These topics ask how a model, dataset or analytical method behaves under a stated set of conditions. They span computing, statistics and selected applied fields where the research question genuinely uses a data method.
What makes these topics distinct?
A software build is different from a statistical analysis: each brief identifies whether the work evaluates a model, studies data quality or compares an analytical method. Dataset access and evaluation criteria need to be settled before implementation.
This Health Information Management final year project examines how do candidate-match thresholds change duplicate flags in a synthetic patient index? The proposed evidence is synthetic identity records with known constructed matches, interpreted only for this defined research question.
This Artificial Intelligence final year project examines suggesting a limited waste category while exposing uncertain image matches through a bounded AI prototype with an explicit baseline and evaluation dataset.
This Data Science final year project investigates detecting when a forecasting model becomes less reliable after demand changes, with explicit data definitions and reproducible analysis rather than invented findings.
This Health Information Management final year project examines how do blank, zero and not-recorded conventions alter summary tables in synthetic data? The proposed evidence is constructed dataset with each missingness code represented, interpreted only for this defined research question.
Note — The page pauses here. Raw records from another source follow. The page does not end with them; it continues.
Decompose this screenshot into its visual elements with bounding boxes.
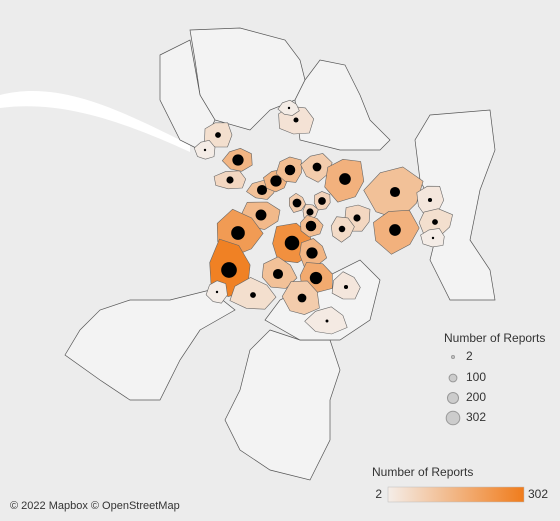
report-bubble: [231, 226, 245, 240]
report-bubble: [389, 224, 401, 236]
report-bubble: [318, 197, 326, 205]
size-legend-label: 200: [466, 390, 486, 404]
report-bubble: [338, 225, 346, 233]
report-bubble: [215, 132, 221, 138]
size-legend-circle: [445, 410, 461, 426]
report-bubble: [353, 214, 361, 222]
report-bubble: [221, 262, 237, 278]
river: [0, 91, 190, 152]
report-bubble: [306, 208, 314, 216]
base-regions: [64, 27, 496, 481]
color-max-label: 302: [528, 487, 548, 501]
report-bubble: [250, 292, 256, 298]
report-bubble: [432, 219, 438, 225]
report-bubble: [306, 247, 318, 259]
report-bubble: [389, 186, 401, 198]
report-bubble: [215, 290, 219, 294]
color-scale: [387, 486, 525, 503]
color-legend-title: Number of Reports: [372, 465, 473, 479]
size-legend-circle: [446, 391, 460, 405]
report-bubble: [309, 271, 323, 285]
report-bubble: [232, 154, 244, 166]
report-bubble: [427, 197, 433, 203]
report-bubble: [203, 148, 207, 152]
size-legend-title: Number of Reports: [444, 331, 545, 345]
report-bubble: [226, 176, 234, 184]
report-bubble: [270, 175, 282, 187]
size-legend-label: 100: [466, 370, 486, 384]
size-legend-circle: [451, 355, 455, 359]
region: [64, 289, 236, 401]
color-min-label: 2: [375, 487, 382, 501]
size-legend-circle: [448, 373, 458, 383]
report-bubble: [325, 319, 329, 323]
report-bubble: [256, 184, 268, 196]
report-bubble: [292, 198, 302, 208]
report-bubble: [272, 268, 284, 280]
report-bubble: [255, 209, 267, 221]
report-bubble: [339, 173, 351, 185]
report-bubble: [284, 235, 300, 251]
size-legend-label: 2: [466, 349, 473, 363]
report-bubble: [287, 106, 291, 110]
report-bubble: [431, 236, 435, 240]
report-bubble: [343, 284, 349, 290]
report-bubble: [293, 117, 299, 123]
report-bubble: [297, 293, 307, 303]
attribution: © 2022 Mapbox © OpenStreetMap: [10, 500, 180, 512]
size-legend-label: 302: [466, 410, 486, 424]
report-bubble: [312, 162, 322, 172]
report-bubble: [305, 220, 317, 232]
report-bubble: [284, 164, 296, 176]
bubbles: [203, 106, 438, 323]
This Artificial Intelligence final year project examines reducing inference cost while preserving a bounded intent classifier's behaviour through a bounded AI prototype with an explicit baseline and evaluation dataset.
This Data Science final year project investigates measuring optimistic evaluation caused by selecting features before data splitting, with explicit data definitions and reproducible analysis rather than invented findings.
This Health Information Management final year project examines which validation rules detect deliberately inconsistent values in a synthetic register? The proposed evidence is synthetic register and declared rule set, interpreted only for this defined research question.
This Artificial Intelligence final year project examines detecting a small set of visible defects when labelled examples are scarce through a bounded AI prototype with an explicit baseline and evaluation dataset.
This Data Science final year project investigates detecting misleading rate comparisons caused by inconsistent population denominators, with explicit data definitions and reproducible analysis rather than invented findings.
This Health Information Management final year project examines which fields show the greatest missingness in a simulated maternal-service dataset? The proposed evidence is synthetic encounter rows with declared missingness mechanisms, interpreted only for this defined research question.
This Artificial Intelligence final year project examines measuring loss of earlier task performance after sequential model updates through a bounded AI prototype with an explicit baseline and evaluation dataset.
This Data Science final year project investigates checking whether estimated churn probabilities match observed outcomes, with explicit data definitions and reproducible analysis rather than invented findings.
These are proposed studies. Choose the question that fits evidence you can access, check the requirements with your department and supervisor, then adapt the scope to your setting.